Can beginners use writer-automation?
Beginners can use it if their AI client supports MCP and they can add the Rube MCP endpoint. The main learning curve is not the skill text; it is understanding that the agent must have tool access and an active Writer connection. If you cannot see RUBE_SEARCH_TOOLS, fix MCP setup before troubleshooting the skill.
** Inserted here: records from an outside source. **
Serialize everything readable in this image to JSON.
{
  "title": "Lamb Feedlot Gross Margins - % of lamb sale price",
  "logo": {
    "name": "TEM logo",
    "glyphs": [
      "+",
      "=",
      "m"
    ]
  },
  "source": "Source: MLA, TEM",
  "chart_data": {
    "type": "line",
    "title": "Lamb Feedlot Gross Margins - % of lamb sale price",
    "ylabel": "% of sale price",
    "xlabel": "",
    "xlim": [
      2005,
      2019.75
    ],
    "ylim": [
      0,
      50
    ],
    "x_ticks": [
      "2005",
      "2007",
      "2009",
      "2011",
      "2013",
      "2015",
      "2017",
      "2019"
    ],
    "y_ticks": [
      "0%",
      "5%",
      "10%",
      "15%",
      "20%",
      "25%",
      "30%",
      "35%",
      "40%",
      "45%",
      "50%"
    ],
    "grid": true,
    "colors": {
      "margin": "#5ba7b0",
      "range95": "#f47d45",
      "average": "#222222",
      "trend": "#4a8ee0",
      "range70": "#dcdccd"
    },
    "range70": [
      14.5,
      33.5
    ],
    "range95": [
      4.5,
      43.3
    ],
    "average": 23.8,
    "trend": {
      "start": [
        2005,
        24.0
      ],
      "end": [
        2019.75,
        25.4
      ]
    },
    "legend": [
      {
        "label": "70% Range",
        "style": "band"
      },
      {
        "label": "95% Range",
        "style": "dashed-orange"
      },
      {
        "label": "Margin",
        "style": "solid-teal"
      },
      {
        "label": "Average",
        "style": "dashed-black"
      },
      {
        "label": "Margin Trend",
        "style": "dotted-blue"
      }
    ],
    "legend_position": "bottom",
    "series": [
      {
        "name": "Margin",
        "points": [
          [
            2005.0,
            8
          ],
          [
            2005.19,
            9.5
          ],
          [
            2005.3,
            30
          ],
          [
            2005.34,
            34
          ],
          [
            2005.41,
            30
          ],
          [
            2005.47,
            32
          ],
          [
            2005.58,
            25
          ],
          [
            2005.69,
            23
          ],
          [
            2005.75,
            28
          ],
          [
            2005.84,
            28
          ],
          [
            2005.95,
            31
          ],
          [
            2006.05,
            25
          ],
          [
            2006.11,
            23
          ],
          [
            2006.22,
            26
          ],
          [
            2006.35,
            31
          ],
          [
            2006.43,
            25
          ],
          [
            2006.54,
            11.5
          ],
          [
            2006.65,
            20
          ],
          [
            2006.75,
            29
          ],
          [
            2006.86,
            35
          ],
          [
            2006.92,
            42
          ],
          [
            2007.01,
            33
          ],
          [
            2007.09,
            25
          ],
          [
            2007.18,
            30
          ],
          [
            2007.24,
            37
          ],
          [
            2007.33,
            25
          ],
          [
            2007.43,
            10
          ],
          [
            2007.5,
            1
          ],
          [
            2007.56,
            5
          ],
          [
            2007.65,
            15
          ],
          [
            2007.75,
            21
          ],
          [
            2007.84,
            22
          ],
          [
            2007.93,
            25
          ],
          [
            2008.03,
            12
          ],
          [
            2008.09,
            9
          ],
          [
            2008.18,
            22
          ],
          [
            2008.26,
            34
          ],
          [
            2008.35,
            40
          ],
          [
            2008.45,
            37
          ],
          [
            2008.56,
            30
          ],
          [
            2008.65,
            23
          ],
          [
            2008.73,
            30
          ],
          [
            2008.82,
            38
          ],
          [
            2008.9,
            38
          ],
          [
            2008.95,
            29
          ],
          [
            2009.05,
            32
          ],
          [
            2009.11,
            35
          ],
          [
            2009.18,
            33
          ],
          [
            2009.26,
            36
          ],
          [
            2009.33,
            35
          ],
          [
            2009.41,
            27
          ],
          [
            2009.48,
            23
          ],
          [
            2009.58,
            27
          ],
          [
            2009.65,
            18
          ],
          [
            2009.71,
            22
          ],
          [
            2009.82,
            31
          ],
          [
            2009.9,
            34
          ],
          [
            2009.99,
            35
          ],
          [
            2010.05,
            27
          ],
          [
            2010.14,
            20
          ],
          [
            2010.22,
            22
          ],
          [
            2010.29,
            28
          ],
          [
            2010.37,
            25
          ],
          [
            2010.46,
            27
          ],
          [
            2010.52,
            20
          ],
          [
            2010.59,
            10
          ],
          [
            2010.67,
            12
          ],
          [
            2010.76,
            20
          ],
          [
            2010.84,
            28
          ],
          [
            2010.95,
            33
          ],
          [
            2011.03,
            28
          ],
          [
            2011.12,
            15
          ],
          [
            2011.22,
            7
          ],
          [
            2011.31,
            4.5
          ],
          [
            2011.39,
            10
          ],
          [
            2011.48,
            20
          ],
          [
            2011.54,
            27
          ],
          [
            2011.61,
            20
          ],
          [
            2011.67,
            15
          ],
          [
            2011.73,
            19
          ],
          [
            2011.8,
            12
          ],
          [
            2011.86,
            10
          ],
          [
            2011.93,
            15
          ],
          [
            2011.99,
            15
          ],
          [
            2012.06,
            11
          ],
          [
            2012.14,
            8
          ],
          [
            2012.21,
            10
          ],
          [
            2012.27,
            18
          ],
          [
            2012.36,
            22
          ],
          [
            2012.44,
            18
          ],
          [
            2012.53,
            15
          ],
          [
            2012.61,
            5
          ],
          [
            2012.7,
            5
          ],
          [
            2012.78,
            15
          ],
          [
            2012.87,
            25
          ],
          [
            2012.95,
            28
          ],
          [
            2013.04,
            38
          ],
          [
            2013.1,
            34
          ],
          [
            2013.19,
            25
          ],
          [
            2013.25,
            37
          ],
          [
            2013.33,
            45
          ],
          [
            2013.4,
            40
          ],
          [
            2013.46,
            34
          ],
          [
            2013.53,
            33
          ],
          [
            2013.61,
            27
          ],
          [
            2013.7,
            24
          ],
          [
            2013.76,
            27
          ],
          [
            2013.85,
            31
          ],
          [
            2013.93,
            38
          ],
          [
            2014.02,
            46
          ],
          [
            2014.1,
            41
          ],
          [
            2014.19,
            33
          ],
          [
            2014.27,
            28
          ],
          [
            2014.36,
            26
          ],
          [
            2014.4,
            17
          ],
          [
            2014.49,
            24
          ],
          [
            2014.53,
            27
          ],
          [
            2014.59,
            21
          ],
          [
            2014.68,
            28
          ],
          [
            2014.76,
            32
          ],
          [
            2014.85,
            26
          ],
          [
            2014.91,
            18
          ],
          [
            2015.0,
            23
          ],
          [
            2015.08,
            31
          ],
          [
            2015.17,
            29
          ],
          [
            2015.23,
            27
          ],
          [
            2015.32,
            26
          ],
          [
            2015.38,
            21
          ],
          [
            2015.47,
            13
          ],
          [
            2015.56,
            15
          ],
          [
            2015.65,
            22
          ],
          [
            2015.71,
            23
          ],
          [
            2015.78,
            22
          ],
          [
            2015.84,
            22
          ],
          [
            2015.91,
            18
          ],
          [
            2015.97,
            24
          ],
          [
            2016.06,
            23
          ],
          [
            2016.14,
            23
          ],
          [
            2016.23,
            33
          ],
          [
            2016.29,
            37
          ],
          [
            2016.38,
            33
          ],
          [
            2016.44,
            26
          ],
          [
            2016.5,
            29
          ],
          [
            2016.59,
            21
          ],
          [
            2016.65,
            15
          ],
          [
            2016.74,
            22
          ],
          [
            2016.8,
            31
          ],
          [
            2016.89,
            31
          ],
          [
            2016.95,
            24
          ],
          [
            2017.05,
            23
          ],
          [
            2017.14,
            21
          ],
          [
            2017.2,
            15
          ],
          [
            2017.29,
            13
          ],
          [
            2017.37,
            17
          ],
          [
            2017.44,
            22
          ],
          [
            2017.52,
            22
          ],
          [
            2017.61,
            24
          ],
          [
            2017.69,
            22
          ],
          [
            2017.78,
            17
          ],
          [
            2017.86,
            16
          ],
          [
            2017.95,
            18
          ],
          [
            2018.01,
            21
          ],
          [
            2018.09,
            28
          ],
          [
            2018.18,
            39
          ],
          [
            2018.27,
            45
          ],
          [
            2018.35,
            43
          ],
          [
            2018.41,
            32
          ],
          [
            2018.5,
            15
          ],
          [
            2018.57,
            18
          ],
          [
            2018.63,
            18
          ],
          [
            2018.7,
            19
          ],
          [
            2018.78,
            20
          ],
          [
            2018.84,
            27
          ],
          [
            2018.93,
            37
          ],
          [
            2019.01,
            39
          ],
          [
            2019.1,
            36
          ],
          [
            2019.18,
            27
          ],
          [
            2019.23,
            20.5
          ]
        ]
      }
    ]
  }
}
When should I not use this skill?
Do not use writer-automation for generic article writing, offline editing, or tasks where you only need content suggestions. Also avoid it for high-risk production changes unless your prompt requires confirmation before modifying or publishing Writer assets. The skill gives the agent a workflow pattern, not a replacement for permission design.
How to Improve writer-automation skill
Improve writer-automation prompts with task-specific context
The fastest way to get better results is to replace broad goals with operational detail. Include the Writer object, desired action, allowed changes, prohibited changes, approval requirements, and output format.
For example:
“Discover the current Writer tools for retrieving a document, fetch the item named [title], compare it against this brief, propose edits only, and wait for approval before any update.”
This gives the agent enough structure to use tool discovery without overreaching.
Common failure modes to prevent
The most common failure is skipping RUBE_SEARCH_TOOLS and assuming a tool schema. Explicitly tell the agent: “Search tools first and use only the returned schema.” Another common issue is inactive authentication; require a connection check before execution.
For sensitive workflows, add guardrails such as “do not publish,” “do not delete,” “ask before writing changes,” or “summarize the exact API/tool action before running it.”
Iterate after the first output
After the first run, inspect the discovered tool options and the agent’s plan. If the selected action is too broad, narrow the use case and rerun discovery with a more specific query. If the output is correct but incomplete, provide the missing target IDs, naming conventions, style requirements, or workflow state.
Good iteration focuses on tool selection and execution boundaries, not just rewriting the final text.
Extend the skill for team workflows
Teams can improve writer-automation by adding local guidance around approval rules, naming conventions, content lifecycle stages, and publish permissions. Because the current repository only ships SKILL.md, team-specific rules are best added in your own surrounding prompt, project instructions, or internal skill fork.
For reliable writer-automation for Workflow Automation, document which Writer actions are allowed automatically and which require human confirmation.